The best timing for release is the 2025 scenario but it probably is important to look at FMCC and FNMA individually. FMCC has less capital to raise but settling everything would definitely make it easier for the UST to monetize its stake during the JB Admin.
Another important factor is how much of each series did not opt out in the Lamberth class action . This type of settlement could be applied to the Lamberth litigation and could lead to the necessary vote to apply the settlement across each class of JPS. Really something UST should do because the Class Action mechanics allows a total clean up for the JPS. FMCC common is much more uncertain and FNMA is more uncertain but UST should really take it step by step and in reality there is more than enough money to go around if they are smart. Some common could hold out post recap rather than settle which could be a good strategy since the amount of hostile shareholders will diminish over time as incremental settlements are made. A lot of common would jump at $ 3 , 5 and so on even though real damages could be up to $ 30 . Just a guess but thought I would share.
Overall clever move by Angel. Looking for the next shoe to fall which could be a kick in the old fanny for shareholders but I am hoping the 5th gives it to UST.
http://www.glenbradford.com/2022/03/fnma-fanniegate-1115/
Angel has proposed the following Settlment:
Pay the dividends on the JPS since 2013 -$ 18 billion and turn on the dividends on the JPS going forward.
This would make the JPS cases moot. The FMCC divs could be settled as part of a class that did not opt out in Lamberth.

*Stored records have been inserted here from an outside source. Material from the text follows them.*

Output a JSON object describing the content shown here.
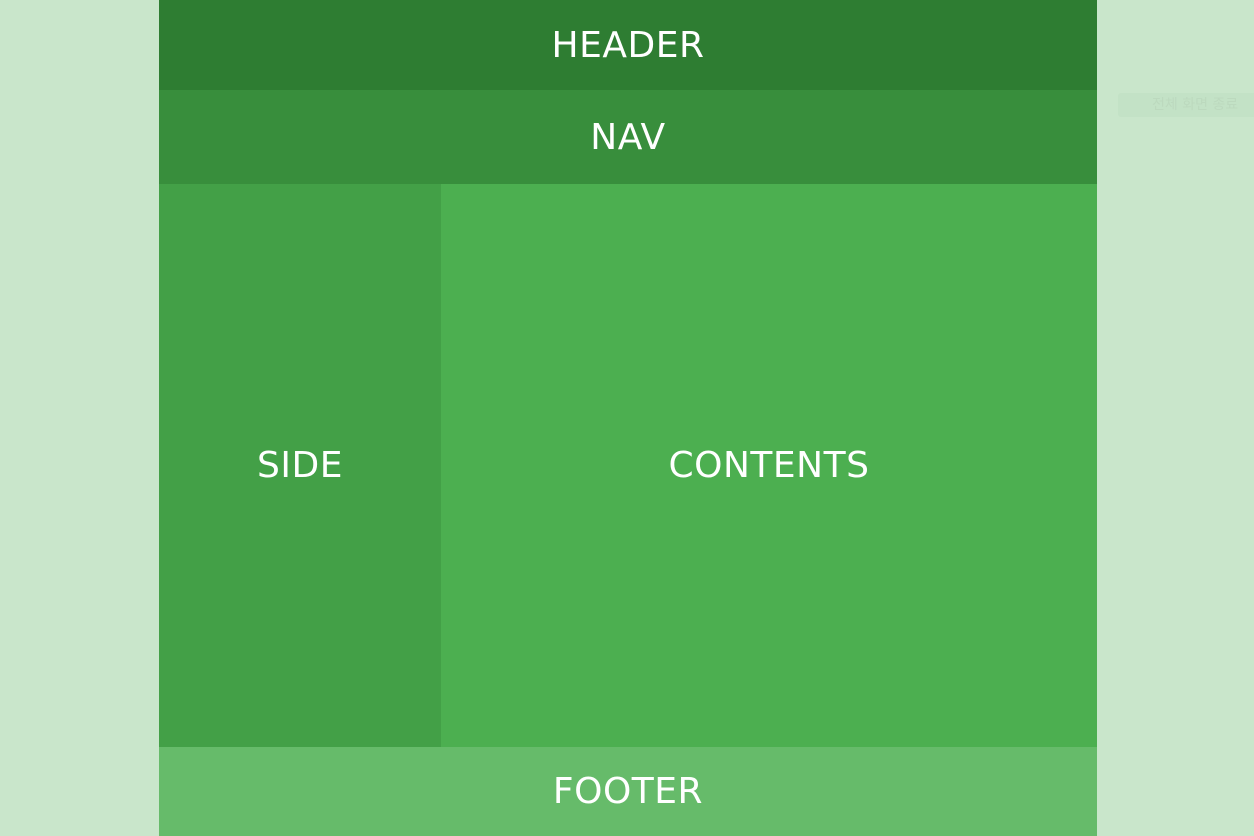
{
  "layout": {
    "header_label": "HEADER",
    "nav_label": "NAV",
    "side_label": "SIDE",
    "contents_label": "CONTENTS",
    "footer_label": "FOOTER"
  },
  "overlay": {
    "faint_text": "전체 화면 종료"
  },
  "colors": {
    "page_background": "#c9e6cb",
    "header": "#2e7d32",
    "nav": "#388e3c",
    "side": "#43a047",
    "contents": "#4caf50",
    "footer": "#66bb6a",
    "text": "#ffffff"
  }
}
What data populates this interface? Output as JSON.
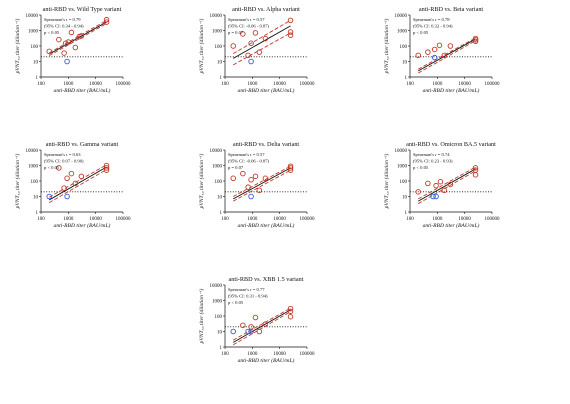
{
  "colors": {
    "dot_red": "#c0392b",
    "dot_blue": "#3a5bd9",
    "fit_line": "#111111",
    "ci_line": "#c0392b",
    "threshold": "#111111"
  },
  "common": {
    "xlabel": "anti-RBD titer (BAU/mL)",
    "ylabel": "pVNT₅₀ titer (dilution⁻¹)",
    "xticks": [
      "100",
      "1000",
      "10000",
      "100000"
    ],
    "yticks": [
      "1",
      "10",
      "100",
      "1000",
      "10000"
    ]
  },
  "chart_data": [
    {
      "type": "scatter",
      "title": "anti-RBD vs. Wild Type variant",
      "stats": [
        "Spearman's r = 0.79",
        "(95% CI: 0.34 - 0.94)",
        "p < 0.05"
      ],
      "x_scale": "log",
      "y_scale": "log",
      "xlim": [
        100,
        100000
      ],
      "ylim": [
        1,
        10000
      ],
      "threshold": 20,
      "fit": {
        "x": [
          200,
          25000
        ],
        "y": [
          30,
          3500
        ]
      },
      "ci_upper": {
        "x": [
          200,
          25000
        ],
        "y": [
          36,
          4500
        ]
      },
      "ci_lower": {
        "x": [
          200,
          25000
        ],
        "y": [
          24,
          2800
        ]
      },
      "points": [
        {
          "x": 200,
          "y": 45,
          "c": "red"
        },
        {
          "x": 450,
          "y": 260,
          "c": "red"
        },
        {
          "x": 700,
          "y": 35,
          "c": "red"
        },
        {
          "x": 800,
          "y": 150,
          "c": "red"
        },
        {
          "x": 1000,
          "y": 180,
          "c": "red"
        },
        {
          "x": 1300,
          "y": 750,
          "c": "red"
        },
        {
          "x": 1800,
          "y": 80,
          "c": "red"
        },
        {
          "x": 2500,
          "y": 400,
          "c": "red"
        },
        {
          "x": 3000,
          "y": 450,
          "c": "red"
        },
        {
          "x": 25000,
          "y": 3500,
          "c": "red"
        },
        {
          "x": 25000,
          "y": 5000,
          "c": "red"
        },
        {
          "x": 900,
          "y": 10,
          "c": "blue"
        }
      ]
    },
    {
      "type": "scatter",
      "title": "anti-RBD vs. Alpha variant",
      "stats": [
        "Spearman's r = 0.57",
        "(95% CI: -0.06 - 0.87)",
        "p = 0.07"
      ],
      "x_scale": "log",
      "y_scale": "log",
      "xlim": [
        100,
        100000
      ],
      "ylim": [
        1,
        10000
      ],
      "threshold": 20,
      "fit": {
        "x": [
          200,
          25000
        ],
        "y": [
          16,
          2000
        ]
      },
      "ci_upper": {
        "x": [
          200,
          25000
        ],
        "y": [
          32,
          4500
        ]
      },
      "ci_lower": {
        "x": [
          200,
          25000
        ],
        "y": [
          6,
          700
        ]
      },
      "points": [
        {
          "x": 200,
          "y": 100,
          "c": "red"
        },
        {
          "x": 450,
          "y": 600,
          "c": "red"
        },
        {
          "x": 700,
          "y": 25,
          "c": "red"
        },
        {
          "x": 900,
          "y": 150,
          "c": "red"
        },
        {
          "x": 1300,
          "y": 700,
          "c": "red"
        },
        {
          "x": 1800,
          "y": 40,
          "c": "red"
        },
        {
          "x": 3000,
          "y": 300,
          "c": "red"
        },
        {
          "x": 25000,
          "y": 4500,
          "c": "red"
        },
        {
          "x": 25000,
          "y": 800,
          "c": "red"
        },
        {
          "x": 25000,
          "y": 500,
          "c": "red"
        },
        {
          "x": 900,
          "y": 10,
          "c": "blue"
        }
      ]
    },
    {
      "type": "scatter",
      "title": "anti-RBD vs. Beta variant",
      "stats": [
        "Spearman's r = 0.78",
        "(95% CI: 0.32 - 0.94)",
        "p < 0.05"
      ],
      "x_scale": "log",
      "y_scale": "log",
      "xlim": [
        100,
        100000
      ],
      "ylim": [
        1,
        10000
      ],
      "threshold": 20,
      "fit": {
        "x": [
          200,
          25000
        ],
        "y": [
          2.5,
          280
        ]
      },
      "ci_upper": {
        "x": [
          200,
          25000
        ],
        "y": [
          3.2,
          330
        ]
      },
      "ci_lower": {
        "x": [
          200,
          25000
        ],
        "y": [
          1.8,
          220
        ]
      },
      "points": [
        {
          "x": 200,
          "y": 25,
          "c": "red"
        },
        {
          "x": 450,
          "y": 40,
          "c": "red"
        },
        {
          "x": 800,
          "y": 60,
          "c": "red"
        },
        {
          "x": 1200,
          "y": 110,
          "c": "red"
        },
        {
          "x": 1800,
          "y": 25,
          "c": "red"
        },
        {
          "x": 3000,
          "y": 100,
          "c": "red"
        },
        {
          "x": 25000,
          "y": 300,
          "c": "red"
        },
        {
          "x": 25000,
          "y": 250,
          "c": "red"
        },
        {
          "x": 25000,
          "y": 200,
          "c": "red"
        },
        {
          "x": 800,
          "y": 18,
          "c": "blue"
        }
      ]
    },
    {
      "type": "scatter",
      "title": "anti-RBD vs. Gamma variant",
      "stats": [
        "Spearman's r = 0.63",
        "(95% CI: 0.07 - 0.90)",
        "p < 0.05"
      ],
      "x_scale": "log",
      "y_scale": "log",
      "xlim": [
        100,
        100000
      ],
      "ylim": [
        1,
        10000
      ],
      "threshold": 20,
      "fit": {
        "x": [
          200,
          25000
        ],
        "y": [
          6,
          800
        ]
      },
      "ci_upper": {
        "x": [
          200,
          25000
        ],
        "y": [
          9,
          1100
        ]
      },
      "ci_lower": {
        "x": [
          200,
          25000
        ],
        "y": [
          4,
          550
        ]
      },
      "points": [
        {
          "x": 450,
          "y": 700,
          "c": "red"
        },
        {
          "x": 700,
          "y": 35,
          "c": "red"
        },
        {
          "x": 900,
          "y": 150,
          "c": "red"
        },
        {
          "x": 1300,
          "y": 300,
          "c": "red"
        },
        {
          "x": 1800,
          "y": 70,
          "c": "red"
        },
        {
          "x": 3000,
          "y": 200,
          "c": "red"
        },
        {
          "x": 25000,
          "y": 1000,
          "c": "red"
        },
        {
          "x": 25000,
          "y": 700,
          "c": "red"
        },
        {
          "x": 25000,
          "y": 500,
          "c": "red"
        },
        {
          "x": 200,
          "y": 10,
          "c": "blue"
        },
        {
          "x": 900,
          "y": 10,
          "c": "blue"
        }
      ]
    },
    {
      "type": "scatter",
      "title": "anti-RBD vs. Delta variant",
      "stats": [
        "Spearman's r = 0.57",
        "(95% CI: -0.06 - 0.87)",
        "p = 0.07"
      ],
      "x_scale": "log",
      "y_scale": "log",
      "xlim": [
        100,
        100000
      ],
      "ylim": [
        1,
        10000
      ],
      "threshold": 20,
      "fit": {
        "x": [
          200,
          25000
        ],
        "y": [
          7,
          700
        ]
      },
      "ci_upper": {
        "x": [
          200,
          25000
        ],
        "y": [
          10,
          900
        ]
      },
      "ci_lower": {
        "x": [
          200,
          25000
        ],
        "y": [
          5,
          500
        ]
      },
      "points": [
        {
          "x": 200,
          "y": 150,
          "c": "red"
        },
        {
          "x": 450,
          "y": 300,
          "c": "red"
        },
        {
          "x": 700,
          "y": 40,
          "c": "red"
        },
        {
          "x": 900,
          "y": 120,
          "c": "red"
        },
        {
          "x": 1300,
          "y": 200,
          "c": "red"
        },
        {
          "x": 1800,
          "y": 25,
          "c": "red"
        },
        {
          "x": 3000,
          "y": 150,
          "c": "red"
        },
        {
          "x": 25000,
          "y": 900,
          "c": "red"
        },
        {
          "x": 25000,
          "y": 700,
          "c": "red"
        },
        {
          "x": 25000,
          "y": 500,
          "c": "red"
        },
        {
          "x": 900,
          "y": 10,
          "c": "blue"
        }
      ]
    },
    {
      "type": "scatter",
      "title": "anti-RBD vs. Omicron BA.5 variant",
      "stats": [
        "Spearman's r = 0.74",
        "(95% CI: 0.23 - 0.93)",
        "p < 0.05"
      ],
      "x_scale": "log",
      "y_scale": "log",
      "xlim": [
        100,
        100000
      ],
      "ylim": [
        1,
        10000
      ],
      "threshold": 20,
      "fit": {
        "x": [
          200,
          25000
        ],
        "y": [
          5,
          600
        ]
      },
      "ci_upper": {
        "x": [
          200,
          25000
        ],
        "y": [
          7,
          800
        ]
      },
      "ci_lower": {
        "x": [
          200,
          25000
        ],
        "y": [
          3.5,
          450
        ]
      },
      "points": [
        {
          "x": 200,
          "y": 20,
          "c": "red"
        },
        {
          "x": 450,
          "y": 70,
          "c": "red"
        },
        {
          "x": 900,
          "y": 50,
          "c": "red"
        },
        {
          "x": 1300,
          "y": 90,
          "c": "red"
        },
        {
          "x": 1800,
          "y": 25,
          "c": "red"
        },
        {
          "x": 3000,
          "y": 60,
          "c": "red"
        },
        {
          "x": 25000,
          "y": 700,
          "c": "red"
        },
        {
          "x": 25000,
          "y": 500,
          "c": "red"
        },
        {
          "x": 25000,
          "y": 250,
          "c": "red"
        },
        {
          "x": 700,
          "y": 10,
          "c": "blue"
        },
        {
          "x": 900,
          "y": 10,
          "c": "blue"
        }
      ]
    },
    {
      "type": "scatter",
      "title": "anti-RBD vs. XBB 1.5 variant",
      "stats": [
        "Spearman's r = 0.77",
        "(95% CI: 0.31 - 0.94)",
        "p < 0.05"
      ],
      "x_scale": "log",
      "y_scale": "log",
      "xlim": [
        100,
        100000
      ],
      "ylim": [
        1,
        10000
      ],
      "threshold": 20,
      "fit": {
        "x": [
          200,
          25000
        ],
        "y": [
          2,
          250
        ]
      },
      "ci_upper": {
        "x": [
          200,
          25000
        ],
        "y": [
          2.8,
          320
        ]
      },
      "ci_lower": {
        "x": [
          200,
          25000
        ],
        "y": [
          1.4,
          190
        ]
      },
      "points": [
        {
          "x": 450,
          "y": 25,
          "c": "red"
        },
        {
          "x": 900,
          "y": 20,
          "c": "red"
        },
        {
          "x": 1300,
          "y": 80,
          "c": "red"
        },
        {
          "x": 1800,
          "y": 10,
          "c": "red"
        },
        {
          "x": 3000,
          "y": 30,
          "c": "red"
        },
        {
          "x": 25000,
          "y": 300,
          "c": "red"
        },
        {
          "x": 25000,
          "y": 200,
          "c": "red"
        },
        {
          "x": 25000,
          "y": 90,
          "c": "red"
        },
        {
          "x": 200,
          "y": 10,
          "c": "blue"
        },
        {
          "x": 700,
          "y": 10,
          "c": "blue"
        },
        {
          "x": 900,
          "y": 10,
          "c": "blue"
        }
      ]
    }
  ]
}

Just leaving FNMA common for damages and divs, FMCC opt out for damages and divs, and FMCC damages. Just settle and be done or continue to fight and let the facts of the Nationalization leak out while trying to monetize the UST Stake.
We need and ALL AMERICAN fanny wooping out of the 5th to get the DOJ cover to settle. Prob pie in the sky but it is definitely logical given all the interest rate risk in the value of the UST Stake so it will probably be another flub by this Admin.
Thank MIA! This is just an personal opinion so it is probably wrong but I think the next big thing is the ALL American case in the 5th Circuit because it will determine damages for the violation of the separation of powers violation for the CFPB. Collins on REMAND will be subject to the precedent that the 5th Circuit determines in ALL American. I dont think anyone has answered my query but it seemed to me that the DC Ct of Appeals relied on the 5th Circuit for the separation of powers dismissal in the very last paragraph of its opinion. Seems like the precursor for something good or a big set up - unfortunately could be either. Wonder what percentage of the JPS and FMCC opted out of the class in Lamberth - the DOJ would be wise to settle the Divs part of damages and start paying divs to make the JPS cause of action moot. All they would have to deal with is FNMA for damages and divs and FMCC for damages. Everthing else would be settled and moot. Probably all wrong but it really is a good opportunity for the DOJ if they are serious about using the UST equity for the Calhoun plan.
Hi Glen, Have you considered the possible impact that the CFPB v All American in the 5th Circuit may have on the separation of powers claims? It was heard on the same day as the Collins En Banc and the Plaintiffs are seeking a Declaratory Judgement in their favor.
Did you know that the new CFPB headquarters in DC cost more to build than the Trump Hotel in DC?
We had two motions for summary judgement filed yesterday. One by the Defendant - the FHFA under seal to dismiss the class action and one by the Plaintiffs - which was a motion for partial summary judgement. Isnt that right Glen?. Any thoughts on the plaintiff's motion? Seems very technical but interesting?
Where do you see the request for a Bench Trial?